Голос Мрака, до этого ледяной, вдруг изменился. В нём прозвучали нотки такого усталого, почти нежного укора, что я замерла от удивления.
– А ну брось. Не твоё.
Хорёк нехотя разжал зубы, но тут же юркнул за ногу Мрака, выглядывая оттуда и обиженно стрекоча, словно жалуясь на меня. Мрак медленно наклонился и с непостижимой ловкостью подхватил зверька. Тот мгновенно обернулся вокруг его широкого предплечья, устроился, как на жёрдочке, и вперил в меня свой бусиный, исполненный праведного негодования взгляд. Мрак почесал его за ухом, и хорёк довольно заурчал, ткнувшись носом ему в рукав.
– Он чужих не жалует, – ледяным тоном констатировал Мрак, поднимая на меня свои невозможные глаза. – Как и я.
Эта мимолётная сцена поразила меня до глубины души. Этот угрюмый, жёсткий человек, который, казалось, источал ненависть ко всему живому, был способен на такую… привязанность к маленькому наглому воришке. И от этого он становился ещё более непонятным и пугающим.

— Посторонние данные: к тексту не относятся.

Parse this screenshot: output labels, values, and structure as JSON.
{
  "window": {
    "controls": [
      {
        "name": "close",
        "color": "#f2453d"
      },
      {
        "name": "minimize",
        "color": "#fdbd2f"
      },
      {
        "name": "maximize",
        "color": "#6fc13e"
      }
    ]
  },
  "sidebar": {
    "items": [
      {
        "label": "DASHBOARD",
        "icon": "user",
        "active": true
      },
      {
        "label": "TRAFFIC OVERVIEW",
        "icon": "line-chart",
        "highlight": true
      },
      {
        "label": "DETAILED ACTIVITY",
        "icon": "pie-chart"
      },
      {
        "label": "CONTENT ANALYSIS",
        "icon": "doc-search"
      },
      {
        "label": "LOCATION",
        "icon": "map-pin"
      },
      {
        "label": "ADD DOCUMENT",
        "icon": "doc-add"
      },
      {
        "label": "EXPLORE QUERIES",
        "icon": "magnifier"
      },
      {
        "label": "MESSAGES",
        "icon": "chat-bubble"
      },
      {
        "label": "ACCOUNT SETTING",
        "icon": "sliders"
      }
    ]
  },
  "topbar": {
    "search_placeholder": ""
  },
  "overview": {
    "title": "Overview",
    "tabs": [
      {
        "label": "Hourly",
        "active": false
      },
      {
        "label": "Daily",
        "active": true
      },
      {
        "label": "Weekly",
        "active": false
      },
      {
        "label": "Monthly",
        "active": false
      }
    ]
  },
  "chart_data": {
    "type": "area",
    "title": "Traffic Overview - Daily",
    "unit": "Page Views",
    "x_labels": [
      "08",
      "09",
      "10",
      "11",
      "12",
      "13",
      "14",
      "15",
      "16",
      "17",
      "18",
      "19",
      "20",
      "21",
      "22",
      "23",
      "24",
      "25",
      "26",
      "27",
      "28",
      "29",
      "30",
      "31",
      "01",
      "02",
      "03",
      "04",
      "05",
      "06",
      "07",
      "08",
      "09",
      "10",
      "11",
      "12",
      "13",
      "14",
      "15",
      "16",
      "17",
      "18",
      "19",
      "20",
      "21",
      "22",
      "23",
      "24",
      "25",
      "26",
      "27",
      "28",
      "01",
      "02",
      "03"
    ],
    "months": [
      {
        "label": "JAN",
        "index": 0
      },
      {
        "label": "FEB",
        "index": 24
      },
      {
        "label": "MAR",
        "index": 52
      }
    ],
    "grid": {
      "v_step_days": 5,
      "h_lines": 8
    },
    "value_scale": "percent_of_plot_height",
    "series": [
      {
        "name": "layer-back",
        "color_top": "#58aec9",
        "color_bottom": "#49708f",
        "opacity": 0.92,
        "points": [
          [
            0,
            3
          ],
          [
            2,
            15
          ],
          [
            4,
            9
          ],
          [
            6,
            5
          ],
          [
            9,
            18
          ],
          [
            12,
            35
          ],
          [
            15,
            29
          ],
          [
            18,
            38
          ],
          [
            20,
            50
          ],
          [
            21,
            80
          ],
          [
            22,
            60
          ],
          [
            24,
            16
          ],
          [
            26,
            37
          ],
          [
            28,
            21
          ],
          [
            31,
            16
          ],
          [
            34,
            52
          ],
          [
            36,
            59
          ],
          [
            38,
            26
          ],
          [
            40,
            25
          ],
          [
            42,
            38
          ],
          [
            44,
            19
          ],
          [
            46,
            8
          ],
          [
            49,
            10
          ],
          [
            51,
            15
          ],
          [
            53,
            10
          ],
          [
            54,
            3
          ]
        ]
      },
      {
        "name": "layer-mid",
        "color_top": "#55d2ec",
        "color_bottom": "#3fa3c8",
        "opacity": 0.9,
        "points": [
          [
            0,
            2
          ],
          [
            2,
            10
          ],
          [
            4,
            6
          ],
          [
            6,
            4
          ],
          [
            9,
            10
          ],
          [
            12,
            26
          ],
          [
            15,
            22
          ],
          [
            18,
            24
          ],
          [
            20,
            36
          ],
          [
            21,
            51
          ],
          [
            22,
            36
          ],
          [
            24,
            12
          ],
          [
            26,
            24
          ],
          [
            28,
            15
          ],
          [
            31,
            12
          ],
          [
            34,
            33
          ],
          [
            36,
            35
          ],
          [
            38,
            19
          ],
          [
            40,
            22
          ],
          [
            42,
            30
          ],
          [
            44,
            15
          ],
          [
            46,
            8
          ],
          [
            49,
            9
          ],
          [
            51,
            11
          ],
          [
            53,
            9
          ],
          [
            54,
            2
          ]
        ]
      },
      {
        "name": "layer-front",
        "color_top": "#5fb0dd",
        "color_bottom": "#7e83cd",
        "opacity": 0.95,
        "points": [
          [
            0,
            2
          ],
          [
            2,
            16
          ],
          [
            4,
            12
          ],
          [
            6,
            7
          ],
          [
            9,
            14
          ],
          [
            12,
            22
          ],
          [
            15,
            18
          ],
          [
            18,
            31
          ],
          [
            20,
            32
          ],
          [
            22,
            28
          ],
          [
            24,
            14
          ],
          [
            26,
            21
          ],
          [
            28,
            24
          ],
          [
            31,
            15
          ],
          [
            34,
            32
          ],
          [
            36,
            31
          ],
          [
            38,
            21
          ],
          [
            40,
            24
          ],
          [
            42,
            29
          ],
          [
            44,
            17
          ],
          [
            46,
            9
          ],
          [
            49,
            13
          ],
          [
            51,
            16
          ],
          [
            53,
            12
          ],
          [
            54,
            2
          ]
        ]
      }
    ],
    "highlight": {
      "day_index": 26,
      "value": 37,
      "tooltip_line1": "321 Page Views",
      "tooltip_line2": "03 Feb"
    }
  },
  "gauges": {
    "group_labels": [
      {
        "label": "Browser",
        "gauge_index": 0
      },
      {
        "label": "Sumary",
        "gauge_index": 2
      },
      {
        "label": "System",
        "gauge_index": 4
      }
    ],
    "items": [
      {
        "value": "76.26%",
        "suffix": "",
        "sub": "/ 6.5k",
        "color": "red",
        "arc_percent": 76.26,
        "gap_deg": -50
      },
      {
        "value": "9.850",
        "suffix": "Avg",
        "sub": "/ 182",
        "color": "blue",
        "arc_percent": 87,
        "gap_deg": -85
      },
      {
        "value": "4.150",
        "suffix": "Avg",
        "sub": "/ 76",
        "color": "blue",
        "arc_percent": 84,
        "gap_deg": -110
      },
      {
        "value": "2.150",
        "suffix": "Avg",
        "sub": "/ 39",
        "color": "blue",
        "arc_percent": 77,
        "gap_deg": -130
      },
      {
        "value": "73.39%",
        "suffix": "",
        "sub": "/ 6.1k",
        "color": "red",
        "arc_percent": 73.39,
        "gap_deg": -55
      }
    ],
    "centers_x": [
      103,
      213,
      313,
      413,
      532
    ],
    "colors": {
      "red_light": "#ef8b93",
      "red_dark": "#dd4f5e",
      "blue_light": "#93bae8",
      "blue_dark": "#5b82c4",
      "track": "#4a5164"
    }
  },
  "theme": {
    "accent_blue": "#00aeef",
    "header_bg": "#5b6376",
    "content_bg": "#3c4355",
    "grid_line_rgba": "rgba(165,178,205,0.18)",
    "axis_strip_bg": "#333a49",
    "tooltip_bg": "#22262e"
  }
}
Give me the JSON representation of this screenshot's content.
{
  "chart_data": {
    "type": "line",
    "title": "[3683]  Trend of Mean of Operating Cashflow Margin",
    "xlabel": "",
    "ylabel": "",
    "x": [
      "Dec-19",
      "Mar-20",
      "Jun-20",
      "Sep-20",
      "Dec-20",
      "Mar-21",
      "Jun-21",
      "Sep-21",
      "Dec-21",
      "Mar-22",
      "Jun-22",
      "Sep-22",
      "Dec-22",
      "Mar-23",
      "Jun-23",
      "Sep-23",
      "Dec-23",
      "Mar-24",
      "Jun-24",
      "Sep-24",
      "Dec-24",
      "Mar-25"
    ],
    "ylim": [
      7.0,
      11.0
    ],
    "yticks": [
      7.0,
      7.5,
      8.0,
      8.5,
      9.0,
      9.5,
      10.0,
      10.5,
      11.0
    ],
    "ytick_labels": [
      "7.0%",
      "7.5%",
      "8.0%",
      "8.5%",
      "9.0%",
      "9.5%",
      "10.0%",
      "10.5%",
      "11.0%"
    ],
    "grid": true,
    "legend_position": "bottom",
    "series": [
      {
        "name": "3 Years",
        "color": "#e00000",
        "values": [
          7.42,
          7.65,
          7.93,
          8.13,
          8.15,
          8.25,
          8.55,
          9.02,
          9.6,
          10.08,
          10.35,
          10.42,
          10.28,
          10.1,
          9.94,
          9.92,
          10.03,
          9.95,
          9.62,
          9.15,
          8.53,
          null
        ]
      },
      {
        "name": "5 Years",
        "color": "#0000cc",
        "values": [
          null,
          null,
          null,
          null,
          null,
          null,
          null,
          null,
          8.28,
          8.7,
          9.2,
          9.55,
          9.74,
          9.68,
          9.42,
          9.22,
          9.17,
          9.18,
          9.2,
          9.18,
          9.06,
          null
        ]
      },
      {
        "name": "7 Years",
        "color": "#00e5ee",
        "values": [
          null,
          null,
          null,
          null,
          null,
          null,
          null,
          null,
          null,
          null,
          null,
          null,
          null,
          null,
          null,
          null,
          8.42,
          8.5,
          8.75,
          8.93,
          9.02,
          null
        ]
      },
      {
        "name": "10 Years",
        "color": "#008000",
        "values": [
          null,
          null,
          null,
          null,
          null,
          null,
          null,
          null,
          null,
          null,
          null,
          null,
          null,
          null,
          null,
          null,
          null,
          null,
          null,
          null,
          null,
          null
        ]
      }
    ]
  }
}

– Хозяин будет через час, – бросил он, разворачиваясь. – Жить будешь на чердаке, с остальными девками. Лестница там. – Он кивнул в сторону тёмного проёма. – Советую к его приходу не слоняться без дела. Найди себе работу. Он ценит усердие. Даже в таких, как ты.
С этими словами он исчез в коридоре, ведущем вглубь дома. Хорёк Шмыг, всё ещё сидящий на его руке, на прощание скорчил мне рожицу и спрятал мордочку в складках хозяйской рубахи.
Я осталась одна посреди этой огромной, гулкой мастерской. Одна. Чувствовала себя маленькой песчинкой, занесённой ветром в жернова огромной, бездушной машины. Золотая клетка, шепнул внутренний голос. Ты в золотой клетке, Аглая.
Я сжала кулаки так, что ногти впились в ладони. Нет. Я не в клетке. Я здесь, чтобы спасти брата. Я выдержу всё: и ледяные взгляды старшего подмастерья, и его наглого хорька, и даже самого Хозяина Морока, о котором шёпотом говорили в деревнях.
Я выдержу. У меня просто нет другого выбора.